Seriously. I know I'm opening up a whole new can of Olympic worms here, but is there no limit to the IOC's greed? Everyone knows how the Russians landed their first Winter Games in history — they simply had more Olympic cash to spend than anybody else. As we've seen before, what Mr. Putin wants, Mr. Putin usually gets. 

And please — don't tell me how pure and untainted the bid process has become. It's probably the most politicized (and coveted) prize in the byzantine world of modern entertainment.

But I digress. The point I'm trying to make is a simple one. The IOC needs to seriously revise its bidding process... yes, once again. Hosting the Olympic Games, in my mind, should be an honour reserved for countries where democracy, free speech and respect for citizens (be they male, female, white, black, red, green, Jewish, Muslim, gay, trans or...) are upheld in every corner of the land.

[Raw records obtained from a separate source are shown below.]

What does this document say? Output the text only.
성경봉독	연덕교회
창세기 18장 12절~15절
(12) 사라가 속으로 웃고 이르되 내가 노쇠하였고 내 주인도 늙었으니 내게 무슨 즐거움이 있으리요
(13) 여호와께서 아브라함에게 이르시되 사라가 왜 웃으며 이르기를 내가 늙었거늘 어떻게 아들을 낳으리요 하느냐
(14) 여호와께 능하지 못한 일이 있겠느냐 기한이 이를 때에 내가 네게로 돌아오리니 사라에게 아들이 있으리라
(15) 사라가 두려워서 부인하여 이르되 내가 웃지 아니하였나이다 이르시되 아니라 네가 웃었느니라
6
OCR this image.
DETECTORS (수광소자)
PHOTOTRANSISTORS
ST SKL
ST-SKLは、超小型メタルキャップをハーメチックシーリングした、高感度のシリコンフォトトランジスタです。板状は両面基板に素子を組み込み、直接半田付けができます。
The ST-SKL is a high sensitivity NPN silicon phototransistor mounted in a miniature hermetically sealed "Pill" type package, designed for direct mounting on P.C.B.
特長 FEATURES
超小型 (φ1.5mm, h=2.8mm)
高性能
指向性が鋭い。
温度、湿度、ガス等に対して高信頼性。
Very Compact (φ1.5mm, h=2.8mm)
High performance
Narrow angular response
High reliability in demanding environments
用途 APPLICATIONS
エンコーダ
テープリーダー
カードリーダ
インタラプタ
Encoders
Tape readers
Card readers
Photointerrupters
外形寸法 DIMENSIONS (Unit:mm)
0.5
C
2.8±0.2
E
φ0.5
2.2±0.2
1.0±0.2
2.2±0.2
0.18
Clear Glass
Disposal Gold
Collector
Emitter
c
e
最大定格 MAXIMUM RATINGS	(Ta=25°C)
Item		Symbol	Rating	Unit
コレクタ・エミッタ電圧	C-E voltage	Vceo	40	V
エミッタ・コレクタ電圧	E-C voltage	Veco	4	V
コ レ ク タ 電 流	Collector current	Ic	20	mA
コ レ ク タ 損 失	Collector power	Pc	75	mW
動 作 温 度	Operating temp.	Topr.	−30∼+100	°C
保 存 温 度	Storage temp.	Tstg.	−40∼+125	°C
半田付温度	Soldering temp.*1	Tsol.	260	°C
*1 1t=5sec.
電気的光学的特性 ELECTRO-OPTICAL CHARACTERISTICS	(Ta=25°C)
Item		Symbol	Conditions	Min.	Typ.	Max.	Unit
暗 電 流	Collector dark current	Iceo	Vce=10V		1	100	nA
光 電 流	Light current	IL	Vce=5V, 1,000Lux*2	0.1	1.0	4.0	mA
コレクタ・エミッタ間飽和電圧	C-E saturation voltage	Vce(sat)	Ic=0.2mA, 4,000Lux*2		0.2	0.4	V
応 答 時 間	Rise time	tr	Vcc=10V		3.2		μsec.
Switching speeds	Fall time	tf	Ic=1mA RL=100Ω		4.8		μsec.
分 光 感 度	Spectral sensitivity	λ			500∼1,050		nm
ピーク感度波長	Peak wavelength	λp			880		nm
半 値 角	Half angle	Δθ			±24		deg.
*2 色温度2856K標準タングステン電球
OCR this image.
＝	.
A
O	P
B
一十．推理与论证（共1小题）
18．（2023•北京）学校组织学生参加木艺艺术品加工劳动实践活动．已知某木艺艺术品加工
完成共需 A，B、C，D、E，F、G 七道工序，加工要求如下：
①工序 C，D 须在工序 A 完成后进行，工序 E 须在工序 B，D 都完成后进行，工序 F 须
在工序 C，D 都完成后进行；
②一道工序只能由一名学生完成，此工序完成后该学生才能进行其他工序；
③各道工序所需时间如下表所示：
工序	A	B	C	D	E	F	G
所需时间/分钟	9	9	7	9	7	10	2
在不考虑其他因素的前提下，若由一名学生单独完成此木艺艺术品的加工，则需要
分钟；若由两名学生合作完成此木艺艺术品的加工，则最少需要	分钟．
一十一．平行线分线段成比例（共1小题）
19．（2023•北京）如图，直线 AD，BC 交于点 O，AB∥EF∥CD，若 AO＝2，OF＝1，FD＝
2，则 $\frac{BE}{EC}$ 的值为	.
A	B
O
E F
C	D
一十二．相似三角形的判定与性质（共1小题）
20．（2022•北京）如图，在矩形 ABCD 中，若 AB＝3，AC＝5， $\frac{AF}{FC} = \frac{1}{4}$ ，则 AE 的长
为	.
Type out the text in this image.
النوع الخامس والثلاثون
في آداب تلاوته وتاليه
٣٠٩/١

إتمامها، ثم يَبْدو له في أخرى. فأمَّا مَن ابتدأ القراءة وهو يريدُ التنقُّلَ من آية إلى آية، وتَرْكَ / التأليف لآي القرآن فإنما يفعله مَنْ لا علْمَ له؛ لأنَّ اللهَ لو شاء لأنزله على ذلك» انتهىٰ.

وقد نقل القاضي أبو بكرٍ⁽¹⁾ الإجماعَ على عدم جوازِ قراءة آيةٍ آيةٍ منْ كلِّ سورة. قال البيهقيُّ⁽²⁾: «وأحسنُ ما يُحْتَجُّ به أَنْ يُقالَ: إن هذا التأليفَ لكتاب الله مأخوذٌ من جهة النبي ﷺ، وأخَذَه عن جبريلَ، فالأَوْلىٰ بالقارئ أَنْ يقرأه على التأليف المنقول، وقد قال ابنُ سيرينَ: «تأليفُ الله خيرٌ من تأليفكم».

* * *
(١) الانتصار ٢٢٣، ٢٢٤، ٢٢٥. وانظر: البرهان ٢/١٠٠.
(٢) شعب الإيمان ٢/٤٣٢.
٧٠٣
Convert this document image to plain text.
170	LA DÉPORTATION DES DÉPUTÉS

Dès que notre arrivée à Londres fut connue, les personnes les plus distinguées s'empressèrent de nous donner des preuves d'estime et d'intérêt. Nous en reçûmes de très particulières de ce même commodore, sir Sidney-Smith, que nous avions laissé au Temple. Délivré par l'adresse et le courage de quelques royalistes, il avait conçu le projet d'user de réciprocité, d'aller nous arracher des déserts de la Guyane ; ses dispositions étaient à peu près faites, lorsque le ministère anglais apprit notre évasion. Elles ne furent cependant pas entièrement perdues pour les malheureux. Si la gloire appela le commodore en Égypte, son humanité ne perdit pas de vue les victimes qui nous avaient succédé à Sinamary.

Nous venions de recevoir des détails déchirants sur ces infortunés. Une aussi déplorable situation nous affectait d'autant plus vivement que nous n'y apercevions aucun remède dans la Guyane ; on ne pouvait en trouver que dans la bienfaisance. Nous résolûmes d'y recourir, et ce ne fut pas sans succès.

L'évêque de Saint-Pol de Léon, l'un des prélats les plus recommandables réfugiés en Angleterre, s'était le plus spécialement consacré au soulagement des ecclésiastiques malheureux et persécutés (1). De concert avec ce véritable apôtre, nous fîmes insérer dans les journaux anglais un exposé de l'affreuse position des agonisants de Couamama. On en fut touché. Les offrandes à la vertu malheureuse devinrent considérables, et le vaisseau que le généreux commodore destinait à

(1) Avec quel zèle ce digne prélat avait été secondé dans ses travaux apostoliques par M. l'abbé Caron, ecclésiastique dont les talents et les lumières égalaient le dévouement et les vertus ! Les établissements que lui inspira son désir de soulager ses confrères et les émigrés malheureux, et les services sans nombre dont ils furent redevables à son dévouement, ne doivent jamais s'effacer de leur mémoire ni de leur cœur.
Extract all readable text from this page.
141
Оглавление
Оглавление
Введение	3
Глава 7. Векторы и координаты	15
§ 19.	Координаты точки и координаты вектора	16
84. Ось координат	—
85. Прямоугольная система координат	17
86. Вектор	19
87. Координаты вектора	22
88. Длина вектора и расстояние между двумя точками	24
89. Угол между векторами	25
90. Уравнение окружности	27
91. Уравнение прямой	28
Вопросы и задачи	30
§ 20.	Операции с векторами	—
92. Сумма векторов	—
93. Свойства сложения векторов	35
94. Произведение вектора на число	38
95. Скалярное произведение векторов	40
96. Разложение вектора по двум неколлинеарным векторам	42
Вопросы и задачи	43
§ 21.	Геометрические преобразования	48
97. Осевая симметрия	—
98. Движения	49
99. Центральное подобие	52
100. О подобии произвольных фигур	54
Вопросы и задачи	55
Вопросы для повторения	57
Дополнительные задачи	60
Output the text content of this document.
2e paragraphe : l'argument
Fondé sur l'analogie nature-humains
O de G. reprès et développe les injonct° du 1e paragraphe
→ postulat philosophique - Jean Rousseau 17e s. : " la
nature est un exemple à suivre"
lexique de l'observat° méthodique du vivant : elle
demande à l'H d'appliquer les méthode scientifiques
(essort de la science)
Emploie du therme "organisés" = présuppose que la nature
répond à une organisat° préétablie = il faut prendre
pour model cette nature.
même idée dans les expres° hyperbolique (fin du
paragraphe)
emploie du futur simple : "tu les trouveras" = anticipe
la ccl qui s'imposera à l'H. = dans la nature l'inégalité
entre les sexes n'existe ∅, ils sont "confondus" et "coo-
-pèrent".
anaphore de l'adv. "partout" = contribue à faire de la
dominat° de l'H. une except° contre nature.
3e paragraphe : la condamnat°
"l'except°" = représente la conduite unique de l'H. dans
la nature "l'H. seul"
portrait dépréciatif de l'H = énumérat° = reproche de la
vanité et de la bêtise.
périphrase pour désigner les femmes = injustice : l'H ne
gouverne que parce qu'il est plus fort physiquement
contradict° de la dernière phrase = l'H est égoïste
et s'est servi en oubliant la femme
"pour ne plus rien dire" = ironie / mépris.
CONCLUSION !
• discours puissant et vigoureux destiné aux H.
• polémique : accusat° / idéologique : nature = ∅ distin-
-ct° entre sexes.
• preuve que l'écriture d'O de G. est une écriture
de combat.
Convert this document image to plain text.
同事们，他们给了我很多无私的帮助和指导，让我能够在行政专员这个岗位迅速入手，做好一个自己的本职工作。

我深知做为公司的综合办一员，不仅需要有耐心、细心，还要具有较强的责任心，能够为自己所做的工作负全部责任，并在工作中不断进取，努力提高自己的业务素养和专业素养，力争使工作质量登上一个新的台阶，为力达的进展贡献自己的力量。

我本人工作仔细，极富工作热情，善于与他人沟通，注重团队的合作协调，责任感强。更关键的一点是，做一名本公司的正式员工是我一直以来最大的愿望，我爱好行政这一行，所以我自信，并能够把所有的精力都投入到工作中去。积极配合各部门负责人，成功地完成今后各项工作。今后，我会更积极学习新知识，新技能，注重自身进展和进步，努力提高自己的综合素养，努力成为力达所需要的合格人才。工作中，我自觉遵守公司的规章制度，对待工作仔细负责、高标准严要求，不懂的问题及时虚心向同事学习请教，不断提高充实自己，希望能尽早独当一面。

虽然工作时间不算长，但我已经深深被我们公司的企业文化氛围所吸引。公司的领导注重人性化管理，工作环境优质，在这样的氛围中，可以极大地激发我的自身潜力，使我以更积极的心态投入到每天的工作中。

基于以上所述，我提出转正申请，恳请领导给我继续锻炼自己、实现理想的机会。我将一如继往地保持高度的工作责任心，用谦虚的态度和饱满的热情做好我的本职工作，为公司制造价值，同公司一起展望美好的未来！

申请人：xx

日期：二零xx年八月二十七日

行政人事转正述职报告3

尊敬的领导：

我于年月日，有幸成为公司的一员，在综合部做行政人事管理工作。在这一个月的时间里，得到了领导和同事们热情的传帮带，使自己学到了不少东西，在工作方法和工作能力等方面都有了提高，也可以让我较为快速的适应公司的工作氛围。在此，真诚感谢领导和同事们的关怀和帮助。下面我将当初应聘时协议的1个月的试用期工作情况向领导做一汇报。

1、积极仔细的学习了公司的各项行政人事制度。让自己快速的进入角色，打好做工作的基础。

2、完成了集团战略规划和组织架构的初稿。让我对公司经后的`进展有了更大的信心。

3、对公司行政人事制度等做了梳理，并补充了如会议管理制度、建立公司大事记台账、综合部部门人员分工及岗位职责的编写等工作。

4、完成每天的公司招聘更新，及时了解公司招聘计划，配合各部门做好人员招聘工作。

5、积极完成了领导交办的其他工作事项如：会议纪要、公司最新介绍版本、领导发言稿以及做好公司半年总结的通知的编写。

And we all know just how far Russia would have to evolve before it could even apply to bid under those standards. Reports have already emerged of massive human rights abuse — involving thousands of displaced and/or detained citizens — perpetrated under the IOC's watch during the run-up to the Sochi Games. Did the Committee's delegates simply hold their collective nose and look away? Or were they too pampered by their hosts to pay attention? Good question.

Don't get me wrong. I totally understand how these things happen. We're only human after all... Still, being anointed Olympic host city should signify more than a commercial plum that any dictator can buy with his citizens' money to legitimize his own regime (see Beijing in 2008).

Should be a fairly simple thing to set up too. The IOC creates a list of criteria — including, as I've mentioned, a number of simple "yes" and "no" questions: is there democracy, is there free speech, does the rule of law apply to all citizens — which every prospective bid city has to meet. Not "has to come close" or "will address in the future" or "is still working on it." Absolutely no ambiguity here: only those countries that clearly meet the new criteria will get to participate in the bidding process.

I mean, it seems so straightforward to me. I even think the Olympic movement would gain from such a process. Think about it: the selection of the Games' host city would mean so much more (to all participants) if such a stringent list of criteria were actually upheld... and promoted. But then I'm probably dreaming again — realpolitik being what it is in the 21st century.

In the meantime, spare a thought for our Ukrainian friends. Mister Putin is about to make things very hot in their neighbourhood.